We’re back online and have many stories to catch you up on. In our last real post, we were in Chile so that’s where we’ll pick up…
First of all, let me start off by stressing that there was no premeditated hitchhiking in our transportation plan for Chilean wine country. Our pousada in Isla de Yáquil (about 8km outside of Santa Cruz) had two mountain bikes for ready and waiting just for us. And I was excited about riding bikes through the country roads of Colchagua Valley, going from one wine tasting to the next, meeting people, getting exercise and fresh air, and just having an all around good time. In the days before our arrival, I imagined us and our wheels riding around with the soundtrack of the wicked witch from Wizard of Oz in my head. (I don’t know why my head chose that particular song, but I was going to let my imagination run with it.)
Our other transportation option: take a cab. But from the moment we arrived in Santa Cruz proper, we felt like we were scammed by the taxi network. There are two different kinds: black cabs are private taxis (meaning they can pretty much charge you what every they want and do) and yellow ones are “collectives” (meaning they will generally charge a fraction of what the private cabs do but you share them with other people). Neither kind of taxi has a meter and after spending a few days there, we were never able to get a clear answer on how much the ride would cost us, even when our pousada host was the one giving us the information. That kind of service is one that we always want to avoid.
But no biggie, we had bikes and we were going to use them.
On our first day of riding around, we successfully made it to two wineries, drank some good wine, had fun chatting up the local kids in the tasting rooms and even experienced our first earthquake. (Ok it was really only a small aftershock that lasted for about 15 seconds and I could hear the rattling more than feel anything. But to us it was an earthquake.)
It wasn’t until we had to bike home that our transportation option became an issue. You see, we biked about 4.5km to the first stop, another 1km or so to another vineyard that was still in repairs from last year’s earthquake, and another 4-5km to our next and final stop. We thought we were smart by getting directions for a short cut through the vineyards but it was still a good 8km home. It was getting dark and I was getting tired. I kept fighting with my bag all day when I tried to ride. I just wanted to get home. At one point Nellu even started singing the Wizard of Oz theme to try to boost morale. I just shouted back in my snotty voice, “It’s not working.”
We made it home of course. We always do. A little sore but in one piece. But we needed a new strategy for Day 2.
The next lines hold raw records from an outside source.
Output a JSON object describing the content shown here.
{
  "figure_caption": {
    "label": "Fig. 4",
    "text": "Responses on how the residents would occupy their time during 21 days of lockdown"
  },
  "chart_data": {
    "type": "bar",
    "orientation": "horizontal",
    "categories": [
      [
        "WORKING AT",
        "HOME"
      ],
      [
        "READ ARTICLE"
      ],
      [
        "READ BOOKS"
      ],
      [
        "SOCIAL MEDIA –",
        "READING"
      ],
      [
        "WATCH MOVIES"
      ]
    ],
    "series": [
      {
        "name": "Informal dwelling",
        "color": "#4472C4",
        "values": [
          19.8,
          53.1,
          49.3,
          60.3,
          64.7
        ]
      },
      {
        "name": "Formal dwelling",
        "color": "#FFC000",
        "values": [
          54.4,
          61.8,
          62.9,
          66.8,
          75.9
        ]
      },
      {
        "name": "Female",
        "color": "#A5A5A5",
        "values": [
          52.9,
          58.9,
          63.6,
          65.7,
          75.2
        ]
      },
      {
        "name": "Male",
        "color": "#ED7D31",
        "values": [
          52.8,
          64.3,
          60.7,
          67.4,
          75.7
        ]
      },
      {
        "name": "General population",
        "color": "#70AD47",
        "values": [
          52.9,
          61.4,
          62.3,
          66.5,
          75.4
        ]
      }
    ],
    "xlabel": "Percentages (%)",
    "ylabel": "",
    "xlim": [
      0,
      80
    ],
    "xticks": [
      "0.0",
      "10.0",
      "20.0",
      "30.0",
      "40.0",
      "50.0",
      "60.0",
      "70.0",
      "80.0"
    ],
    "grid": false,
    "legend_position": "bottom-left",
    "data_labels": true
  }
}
Nellu was unconvinced that we could actually make it to more than one winery our second day. But I was resolute. We had come all the way down to Colchagua Valley to taste some good wine! So we got our map, picked a place that one of the vineyards had recommended and asked our hostess to call us a collective taxi.
Usually it was about $2 for us to get into town in Santa Cruz. We were going about the same distance it had to be about the same price, right? Wrong! It cost us $14 and we still don’t know why.
We were pissed that we’d been tricked again by the wacky cab system. But after a wonderful time at our first tasting of the day, we decided that we were up for one more.
We ended up walking to our next stop, well walking and hitchhiking.
It first dawned on me that we could hitchhike when we were about 1km into 6.5km walk on a street just off the main drag. (We thought we maybe could get a bus!?). So when a gas delivery truck stopped about 10 feet ahead of us, I thought it was fate. Turned out, the driver just stopped to check his cell. He looked a little surprised when I asked (especially in English) but he gave us a ride down the road. When we got out I turned to Nellu and said, “Don’t tell my mother about this.” And we both swore that we wouldn’t do that again.
We went on to have a fun tasting at Vina Montes and put the experience behind us.
Or so we thought. When our second opportunity to hitchhike came up, neither of us flinched. A man in a grayish-pick up truck offered to drive us all the way back to Santa Cruz, which was really quite the boon. We sat in the back seat of the pickup’s cab (like that really made it safe) and the man cheerfully refused to accept the money that Nellu offered for his services. AND! We got back into town in time to visit Colchagua Museum before it closed.
Would we do it again – hitchhike through wine country? Probably not. But the real moral of this story is: when in wine country, rent a car!